James Fodor*, a neuroscientist, explains why that isn’t the case.
Recently developed artificial intelligence (AI) models are capable of many impressive feats, including recognizing images and producing human-like language.
But just because AI can perform human behavior doesn’t mean it can think or understand like humans.
As a researcher who studies how humans understand and reason about the world, I think it’s important to emphasize that AI systems ‘think’ and learn are fundamentally different from how humans do — and we still have a long way to go before AI can think like us.
A widespread misconception
Advances in AI have led to systems that can exhibit very human-like behavior.
The GPT-3 language model can produce text often indistinguishable from human speech.
Another model, PaLM, can explain jokes it’s never seen before.
Recently, a general-purpose AI, Gato, has been developed to perform hundreds of tasks, including captioning images, answering questions, playing Atari video games, and even controlling a robotic arm to stack blocks.
And DALL-E is a system trained to create custom images and illustrations from a text description.
These breakthroughs have led to some bold claims about the capability of such AI and what it can tell us about human intelligence.
For example, Nando de Freitas, a researcher at Google’s AI company DeepMind, argues that scaling up existing models will be enough to produce human-level artificial intelligence.
Others have echoed this view.
In all the excitement, it is easy to assume that human behavior means human understanding.
But there are some key differences between AI and human thinking and learning.
Neural nets versus the human brain
The most recent AI comprises artificial neural networks or ‘neural networks’.
The term “neural” is used because these networks are inspired by the human brain, in which billions of cells called neurons form complex webs of connections and process information as they fire signals back and forth.
Neural nets are a highly simplified version of biology.
A simple node replaces a real neuron, and the strength of the connection between nodes is represented by a single number called a “weight”.
With enough connected nodes stacked in enough layers, neural networks can be trained to recognize patterns and even “generalize” them to similar stimuli (but not identical) to what they have seen before.
Put, generalization refers to the ability of an AI system to take what it has learned from certain data and apply it to new data.
Identifying features, recognizing patterns, and generalizing results are at the heart of neural network success — mimicking techniques humans use for such tasks.
Yet there are important differences.
Neural nets are typically trained by ‘supervised learning’.
So they get many samples of an input and the desired output, and then the connection weights are gradually adjusted until the network “learns” to produce the desired result.
To learn a language task, a neural net can get a sentence word by word, slowly learning to predict the next word in the sequence.
This is very different from how people normally learn.
Most human learning is “unsupervised,” meaning we are not explicitly told what the “correct” response is to a particular stimulus.
We have to solve this ourselves.
For example, children are not instructed how to speak but learn it through a complex process of speech exposure, imitation, and adult feedback.
Another difference is the sheer amount of data used to train AI.
The GPT-3 model is trained on 400 billion words, mainly from the Internet.
At 150 words per minute, it would take a human nearly 4,000 years to read that much text.
Such calculations show that humans can’t learn in the same way as AI.
We have to deal more efficiently with smaller amounts of data.
An even more fundamental difference concerns the way neural networks learn.
To match a stimulus with a desired response, neural nets use a ” backpropagation ” algorithm to send errors back through the network, allowing the weights to be adjusted just the right way.
However, neuroscientists widely recognize that backpropagation cannot be implemented in the brain because it requires external signals that do not exist.
Some researchers have suggested using variations of brain backpropagation, but there is no evidence that human brains can use such learning methods.
Instead, people learn by creating structured mental concepts in which many different properties and associations are connected.
For example, our concept of “banana” includes its shape, color yellow, the knowledge that it is a fruit, how to hold it, and so on.
As far as we know, AI systems do not constitute conceptual knowledge this way.

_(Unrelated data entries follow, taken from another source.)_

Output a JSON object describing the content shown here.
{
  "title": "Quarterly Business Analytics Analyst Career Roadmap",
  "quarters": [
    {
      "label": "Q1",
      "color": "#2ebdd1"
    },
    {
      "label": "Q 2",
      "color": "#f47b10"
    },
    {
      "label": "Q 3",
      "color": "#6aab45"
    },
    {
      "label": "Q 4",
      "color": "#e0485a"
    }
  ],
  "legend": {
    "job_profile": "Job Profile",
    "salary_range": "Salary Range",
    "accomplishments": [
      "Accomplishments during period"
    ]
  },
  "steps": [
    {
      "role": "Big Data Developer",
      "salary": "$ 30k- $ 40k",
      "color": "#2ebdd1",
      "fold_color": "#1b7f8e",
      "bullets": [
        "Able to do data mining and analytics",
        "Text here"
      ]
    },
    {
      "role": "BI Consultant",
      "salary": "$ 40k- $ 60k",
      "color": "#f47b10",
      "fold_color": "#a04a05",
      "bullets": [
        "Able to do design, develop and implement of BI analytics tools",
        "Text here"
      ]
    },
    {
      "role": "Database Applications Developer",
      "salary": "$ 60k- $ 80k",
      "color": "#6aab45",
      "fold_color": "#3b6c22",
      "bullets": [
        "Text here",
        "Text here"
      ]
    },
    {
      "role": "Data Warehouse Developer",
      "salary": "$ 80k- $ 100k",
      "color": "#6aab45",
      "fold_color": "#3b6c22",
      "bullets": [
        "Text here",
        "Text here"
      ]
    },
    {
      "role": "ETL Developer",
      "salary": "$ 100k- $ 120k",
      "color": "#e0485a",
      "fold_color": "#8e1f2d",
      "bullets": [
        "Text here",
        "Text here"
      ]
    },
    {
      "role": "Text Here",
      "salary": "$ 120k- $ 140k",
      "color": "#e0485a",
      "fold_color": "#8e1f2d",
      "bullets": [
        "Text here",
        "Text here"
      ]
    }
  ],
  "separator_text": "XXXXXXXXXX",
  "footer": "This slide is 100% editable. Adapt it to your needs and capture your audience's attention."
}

They rely entirely on extracting complex statistical associations from their training data and applying them to similar contexts.
Efforts are underway to build AI that combines different types of inputs (such as images and text) – but it remains to be seen whether this will be enough for these models to learn the same kinds of rich mental representations that humans use to make sense of the world.
We still do not know much about how people learn, understand, and reason.
What we know, however, indicates that humans perform these tasks very differently from AI systems.
As such, many researchers think we need new approaches and a more fundamental understanding of how the human brain works before we can build machines that believe and learn like humans.
*James Fodor, a Ph.D. candidate in cognitive neuroscience, University of Melbourne.